La incoherencia tiene su coherencia. Los encuentros fortuitos pueden ser deliberadamente maravillosos. Sillas del jardín de alguna abuela, la mesa de una cantina para irredentos de ‘la ficha’ o el asiento de un abogado de 1978 son parte del mobiliario en el que se disfruta una cena en Central Onceveintitrés. Desde que observamos el nombre del restaurante sobre madera a la entrada del local, sabemos que para los arquitectos que decidieron darle vida a este lugar, los detalles son la esencia desde el primer contacto visual. Para llegar a la terraza –que se aprecia desde afuera– es preciso atravesar un pasillo que nos lleva al interior de esta casa adaptada como espacio para el flujo de antigüedades y objetos vintage que están a la venta.

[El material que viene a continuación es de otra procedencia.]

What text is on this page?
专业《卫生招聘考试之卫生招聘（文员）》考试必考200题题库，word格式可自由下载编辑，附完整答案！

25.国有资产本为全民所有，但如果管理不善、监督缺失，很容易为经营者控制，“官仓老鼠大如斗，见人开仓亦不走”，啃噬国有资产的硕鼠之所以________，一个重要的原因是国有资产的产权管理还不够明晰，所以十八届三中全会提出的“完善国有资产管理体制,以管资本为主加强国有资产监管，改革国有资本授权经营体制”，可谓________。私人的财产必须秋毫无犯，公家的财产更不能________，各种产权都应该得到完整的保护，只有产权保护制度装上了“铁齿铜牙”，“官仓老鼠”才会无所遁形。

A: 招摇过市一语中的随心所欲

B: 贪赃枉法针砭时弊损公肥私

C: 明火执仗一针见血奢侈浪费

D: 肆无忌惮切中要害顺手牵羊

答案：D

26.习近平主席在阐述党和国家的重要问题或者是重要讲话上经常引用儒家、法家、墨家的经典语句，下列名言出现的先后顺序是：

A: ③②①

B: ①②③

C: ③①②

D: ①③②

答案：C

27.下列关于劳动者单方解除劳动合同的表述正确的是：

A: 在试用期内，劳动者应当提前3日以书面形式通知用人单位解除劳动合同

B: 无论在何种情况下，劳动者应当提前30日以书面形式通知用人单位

Casi de inmediato uno entiende que aquí hay que sentirse como en casa. Y como en todo hogar que se respete, la improvisación es parte del encanto: basta ver el techo armado con desperdicio de las obras del arquitecto Carlos Díaz, fundador de Central Onceveintitrés y uno de los responsables de su decoración. La mesera nos ofrece bebidas y comenta que no hay carta, pero nos platica –algo titubeante– las opciones de entrada (como la ensalada de pera con queso azul) y los sándwiches.
Entre canciones de Muse y The Beatles, esperamos con una copa de la selección de la casa: un tinto Horizonte cabernet montepulciano de Ensenada que resulta una revelación fronteriza. Central Onceveintitreés también es una tienda gourmet con una selección pequeña pero cuidada de vinos nacionales y cerveza artesanal. Lo mismo encontramos la semiclásica Tempus que la Red Pig o las variedades de Madness, además de quesos, charcutería, postres y pan horneado por la cocina, comandada por el joven chef David Bessoudo, quien apuesta por la sencillez, el riesgo inteligente y la calidad en los sabores que otorgan los productos orgánicos.
Nos decidimos por la tabla de quesos acompañada con rodajas de manzana verde y zarzamoras. El queso azul se consagra como Pantone® de sabores apenas se le combina con un poco de pan y fruta, mientras que el cotija –para quien ha estado en una fábrica de quesos– nos devuelve a ese sabor –casi virgen– del lácteo vacuno.
Los sándwiches a elegir para la cena son el veggie, el mediterráneo, el de carnes frías y el marino. Elegimos el veggie, con queso brie, manzana y mermelada de arándano, y el marino, preparado con atún sellado, lechuga y pepino. Ambos se acompañan de papas fritas (un tanto aceitosas) y una ensalada verde con aceitunas, fresca y equilibrada. Para acompañar puede optarse por una picante salsa roja de la casa para la que se recomienda discreción o cerveza. Los sándwiches resuman sencillez y una combinación arriesgada que se resuelve bien en el paladar.
Para los que buscan algo distinto, el chef Bessoudo ofrece un platillo especial cada día. Entre Edith Piaf y el coro “Love me, love me” de The Cardigans, aceptamos que no es publicidad subliminal. En este lugar, donde según nos platica Jimena Díaz, una de las gerentes, también se exhibe y vende obra de artistas emergentes, el enamoramiento es natural.